I'm not sure what I think but I want to raise the question: Is this really Chrome-only? The extension we're talking about is a Chrome extension, but other browsers could also have extensions. This may be an example for a bigger need. And while MediaStream[Track].id are justified by very different use-cases, the concept of an id fits neatly into a well established model for WebRTC-related interfaces.

stefhak commented 6 years ago

@eladalon1983 can you show how the application JS calls the webrtcLoggingPrivate API (using the peerconnection ID)? Would be nice to see the actual code.

Also, would this not apply to e.g. a video element (which would need an ID)? What I'm thinking of is a situation where the source of the video element is a manifest file, and you would want to see (real time) logging of what resolution that is used for each segment and also how the amount of pre-buffered data changes etc.

icydragons commented 6 years ago

So I have another use case for this. On the application side we report a decent amount of telemetry tied to our own concepts of session identifiers. On the webrtc side (and I presume any webrtc implementation), they also have a decent amount of internal telemetry that the js doesn't (and likely shouldn't know). However, after the fact, we get reports with issues that are tied to our identifiers. It would be really nice to have a short succinct way of reporting this in a way that is understandable to both sides. We've actually gotten around this by adding a "setMetadata" call to our private api that allows us to pass our session identifier, but this way would make a lot more sense.

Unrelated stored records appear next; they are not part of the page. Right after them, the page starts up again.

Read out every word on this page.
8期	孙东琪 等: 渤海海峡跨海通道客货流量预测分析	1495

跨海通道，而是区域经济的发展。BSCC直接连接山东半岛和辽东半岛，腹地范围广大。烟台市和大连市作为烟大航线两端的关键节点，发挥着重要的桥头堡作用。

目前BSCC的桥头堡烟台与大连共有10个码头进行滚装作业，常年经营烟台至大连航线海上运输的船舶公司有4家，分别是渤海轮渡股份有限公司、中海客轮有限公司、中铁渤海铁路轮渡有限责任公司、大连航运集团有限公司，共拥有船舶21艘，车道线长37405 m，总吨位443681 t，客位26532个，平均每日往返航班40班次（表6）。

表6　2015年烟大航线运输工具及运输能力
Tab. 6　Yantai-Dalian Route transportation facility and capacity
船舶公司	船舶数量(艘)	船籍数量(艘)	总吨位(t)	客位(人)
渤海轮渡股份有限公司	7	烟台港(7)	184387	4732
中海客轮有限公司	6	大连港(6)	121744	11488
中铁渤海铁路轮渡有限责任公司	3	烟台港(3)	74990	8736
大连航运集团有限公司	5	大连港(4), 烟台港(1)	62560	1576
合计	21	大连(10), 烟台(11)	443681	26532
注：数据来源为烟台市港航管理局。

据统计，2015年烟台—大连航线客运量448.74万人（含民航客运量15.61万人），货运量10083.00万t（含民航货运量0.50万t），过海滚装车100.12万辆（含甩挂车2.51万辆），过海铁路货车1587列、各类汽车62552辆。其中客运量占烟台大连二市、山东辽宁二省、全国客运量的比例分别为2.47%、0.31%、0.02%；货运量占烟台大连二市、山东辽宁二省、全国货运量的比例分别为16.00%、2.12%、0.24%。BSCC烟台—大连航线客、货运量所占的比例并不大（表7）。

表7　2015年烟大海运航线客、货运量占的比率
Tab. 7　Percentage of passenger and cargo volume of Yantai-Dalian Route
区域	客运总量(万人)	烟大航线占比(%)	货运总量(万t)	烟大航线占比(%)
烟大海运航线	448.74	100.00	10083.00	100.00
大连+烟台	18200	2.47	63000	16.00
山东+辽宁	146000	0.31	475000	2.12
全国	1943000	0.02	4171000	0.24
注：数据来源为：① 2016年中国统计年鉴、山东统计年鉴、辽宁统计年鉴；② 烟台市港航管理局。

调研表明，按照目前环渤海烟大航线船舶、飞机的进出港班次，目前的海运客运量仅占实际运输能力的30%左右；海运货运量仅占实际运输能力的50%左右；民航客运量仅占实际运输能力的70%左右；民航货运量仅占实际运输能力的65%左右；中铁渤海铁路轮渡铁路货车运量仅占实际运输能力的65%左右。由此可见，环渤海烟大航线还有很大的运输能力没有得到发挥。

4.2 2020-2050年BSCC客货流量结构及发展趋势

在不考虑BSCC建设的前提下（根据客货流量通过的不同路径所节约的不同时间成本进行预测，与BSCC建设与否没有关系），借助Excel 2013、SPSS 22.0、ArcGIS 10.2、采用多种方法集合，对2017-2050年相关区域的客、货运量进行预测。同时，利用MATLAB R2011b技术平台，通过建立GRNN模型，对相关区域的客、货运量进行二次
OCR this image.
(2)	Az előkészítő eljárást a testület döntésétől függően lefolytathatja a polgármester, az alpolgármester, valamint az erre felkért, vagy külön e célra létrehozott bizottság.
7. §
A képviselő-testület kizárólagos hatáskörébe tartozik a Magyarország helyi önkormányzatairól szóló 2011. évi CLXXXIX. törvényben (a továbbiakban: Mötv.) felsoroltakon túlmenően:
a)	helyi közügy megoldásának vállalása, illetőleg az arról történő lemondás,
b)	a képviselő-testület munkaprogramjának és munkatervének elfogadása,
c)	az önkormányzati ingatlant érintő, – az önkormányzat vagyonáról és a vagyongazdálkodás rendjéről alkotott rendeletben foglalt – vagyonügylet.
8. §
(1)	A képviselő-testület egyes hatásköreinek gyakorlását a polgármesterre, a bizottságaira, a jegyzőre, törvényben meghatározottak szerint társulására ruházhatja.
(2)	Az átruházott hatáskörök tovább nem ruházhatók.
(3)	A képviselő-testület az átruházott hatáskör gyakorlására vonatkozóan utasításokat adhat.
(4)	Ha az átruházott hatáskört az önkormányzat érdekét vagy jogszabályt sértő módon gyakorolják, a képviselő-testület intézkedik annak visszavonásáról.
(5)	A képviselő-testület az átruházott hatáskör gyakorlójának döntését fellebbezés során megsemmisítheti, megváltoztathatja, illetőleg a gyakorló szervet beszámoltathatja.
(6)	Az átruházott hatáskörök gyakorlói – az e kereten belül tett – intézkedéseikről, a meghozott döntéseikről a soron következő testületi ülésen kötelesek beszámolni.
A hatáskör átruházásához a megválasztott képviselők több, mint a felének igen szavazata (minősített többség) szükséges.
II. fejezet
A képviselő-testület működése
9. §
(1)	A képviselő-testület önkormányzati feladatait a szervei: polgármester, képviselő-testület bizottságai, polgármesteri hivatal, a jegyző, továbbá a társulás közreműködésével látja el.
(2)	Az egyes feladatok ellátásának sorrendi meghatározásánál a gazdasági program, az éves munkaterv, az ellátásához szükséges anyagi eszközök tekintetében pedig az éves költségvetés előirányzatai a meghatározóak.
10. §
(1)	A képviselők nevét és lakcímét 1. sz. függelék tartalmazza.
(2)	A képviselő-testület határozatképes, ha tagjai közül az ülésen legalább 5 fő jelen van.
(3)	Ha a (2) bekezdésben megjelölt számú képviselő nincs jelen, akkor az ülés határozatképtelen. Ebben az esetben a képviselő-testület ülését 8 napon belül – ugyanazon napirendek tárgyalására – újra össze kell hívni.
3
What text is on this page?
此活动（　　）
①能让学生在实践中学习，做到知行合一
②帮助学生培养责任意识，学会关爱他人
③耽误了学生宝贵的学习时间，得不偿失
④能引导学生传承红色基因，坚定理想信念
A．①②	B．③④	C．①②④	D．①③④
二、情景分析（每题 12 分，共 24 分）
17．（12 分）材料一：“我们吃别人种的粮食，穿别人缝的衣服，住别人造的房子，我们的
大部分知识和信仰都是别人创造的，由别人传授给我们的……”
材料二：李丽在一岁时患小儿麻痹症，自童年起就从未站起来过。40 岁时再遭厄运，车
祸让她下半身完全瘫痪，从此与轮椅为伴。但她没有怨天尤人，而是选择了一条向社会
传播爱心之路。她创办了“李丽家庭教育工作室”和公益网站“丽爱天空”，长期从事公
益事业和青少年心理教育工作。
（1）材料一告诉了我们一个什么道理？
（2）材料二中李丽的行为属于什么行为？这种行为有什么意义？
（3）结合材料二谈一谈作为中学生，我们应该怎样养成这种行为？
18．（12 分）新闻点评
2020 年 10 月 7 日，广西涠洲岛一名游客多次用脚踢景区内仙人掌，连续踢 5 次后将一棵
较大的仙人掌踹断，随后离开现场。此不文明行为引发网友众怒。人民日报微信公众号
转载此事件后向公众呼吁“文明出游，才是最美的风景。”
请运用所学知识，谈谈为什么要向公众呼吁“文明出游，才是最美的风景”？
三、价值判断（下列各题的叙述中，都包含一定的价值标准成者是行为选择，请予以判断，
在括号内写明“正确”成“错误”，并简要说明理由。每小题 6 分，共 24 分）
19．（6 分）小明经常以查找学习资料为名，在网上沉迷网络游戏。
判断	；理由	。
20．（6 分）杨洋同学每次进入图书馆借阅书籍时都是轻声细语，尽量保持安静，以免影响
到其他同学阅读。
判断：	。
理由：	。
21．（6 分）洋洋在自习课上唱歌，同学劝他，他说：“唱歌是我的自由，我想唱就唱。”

stefhak commented 6 years ago

It seems the uses discussed are related to debugging/monitoring. I'm personally hesitant to add an Id for that. Still, it would be good to see a code example using the Id.

eladalon1983 commented 6 years ago

stefhak@, I'm afraid my employer might not look kindly upon me sharing private code, but given the public code that enables it, I think your imagination could probably fill in the gaps. The public code is here:

benjamingr commented 6 years ago

Could not load src/chrome/browser/extensions/api/webrtc_logging_private/: Request to Git-on-Borg failed.

eladalon1983 commented 6 years ago

Yeah, I've been receiving similar messages today. The link is not broken, it's just that some back-end service is acting up. You could either retry later, or you could extract the file path from those URLs and use that to check on a locally stored checkout of chromium.

stefhak commented 6 years ago

We should probably talk about this at the next VI. I don't see a good reason for the normal user for adding this, it seems related to certain browser implementations and to debugging (of the implementation). OTOH, the cost for adding the Id seems very low.

murillo128 commented 6 years ago

I might have a side-use case that may require a one time nonce that may be used as PC identity:

https://mailarchive.ietf.org/arch/search/?email_list=rtcweb

Long history short, a unique session id would be generated internally and used for idp assertion and exchanged on the dtls setup as per https://datatracker.ietf.org/doc/html/draft-ietf-mmusic-sdp-uks

This session id could be exposed read-only at the pc and used as id.